Founded in 2024 by Basil Mimi, Mantas combines cloud outage insurance with real-time risk monitoring, targeting digital-first businesses such as fintechs, airlines, e-commerce platforms, SaaS providers, and regulated enterprises. 

The company said the funds will support product development, risk modelling, and early customer deployments across MENA and North America. 

Juthor raises $500k pre-seed 

Saudi Arabia-based e-commerce startup Juthor has raised $500,000 in a pre-seed round led by Flat6Labs, with participation from angel investors. 

Juthor founders Lolwah Binsaedan and Irfan Khan. (Supplied)

Founded in 2025 by Lolwah Binsaedan and Irfan Khan, Juthor is building a cloud-based platform to help retailers manage sales across multiple online marketplaces through real-time stock synchronization and AI-driven customer insights. 

The company said the capital will be used to build scalable infrastructure and accelerate product development in Saudi Arabia and beyond. 

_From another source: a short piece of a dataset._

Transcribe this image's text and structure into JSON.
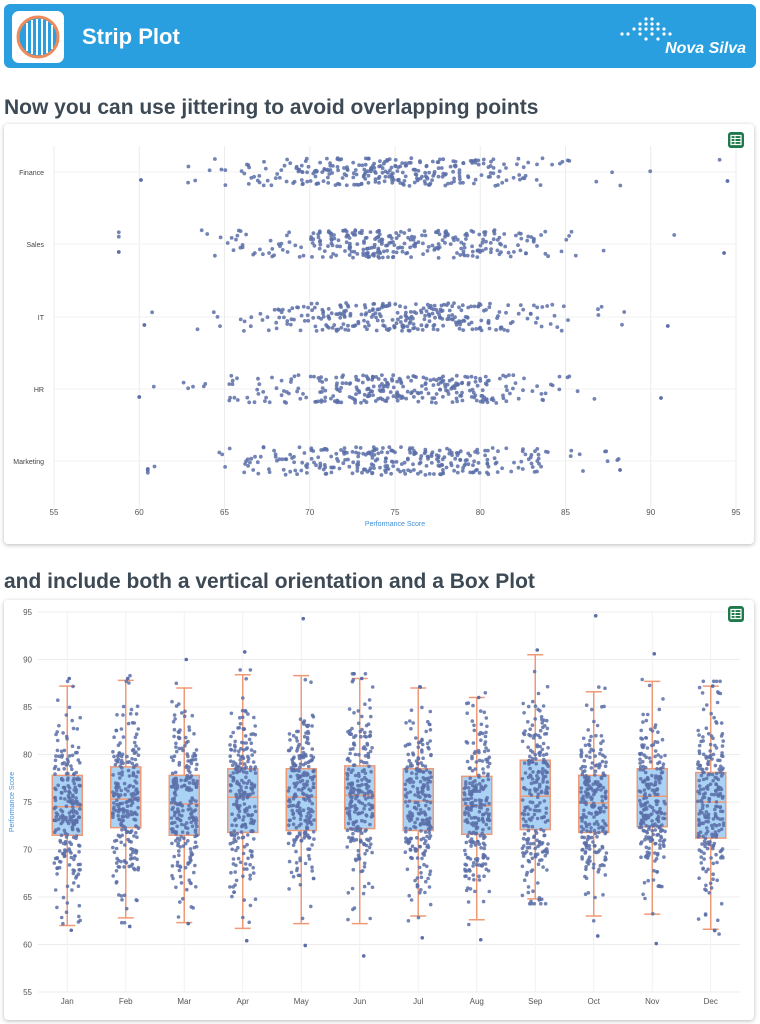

Yozo.ai secures $1.7 million pre-seed 

UAE-based e-commerce AI startup Yozo.ai has raised $1.7 million in pre-seed funding, with the round co-led by Access Bridge Ventures and Disruptech Ventures, with participation from Arzan VC, Oraseya Capital, and Plus VC, as well as Suhail Ventures, Glint Ventures, and M-Empire Angels. 

Founded in early 2025, Yozo builds an AI-native revenue engine designed to automate e-commerce growth and retention marketing. 

The company said the funding will support product development and international expansion beyond MENA. 

Abwaab operates a digital tutoring platform across Jordan, Egypt, and Pakistan. (Supplied)

Abwaab acquires Apex Education 

Jordan-based education tech platform Abwaab has acquired Egypt-based college admissions advisory Apex Education for an undisclosed amount. 

Founded in 2019, Apex Education provides personalized admissions guidance to students applying to leading global universities, while Abwaab operates a digital tutoring platform across Jordan, Egypt, and Pakistan. 

Abwaab said the acquisition strengthens its end-to-end offering, extending from tutoring through to international university admissions. 

Arabic.AI collaborates with Stanford University 

Arabic.AI has announced a collaboration with Stanford University’s Center for Research on Foundation Models to establish the first holistic benchmark for evaluating Arabic large language models. 

The initiative will extend Stanford’s HELM framework into Arabic, providing a transparent and reproducible reference for assessing model performance and risk. 

Arabic.AI said the collaboration supports its mission to advance Arabic-first AI models while contributing a public research asset for the wider AI and enterprise ecosystem.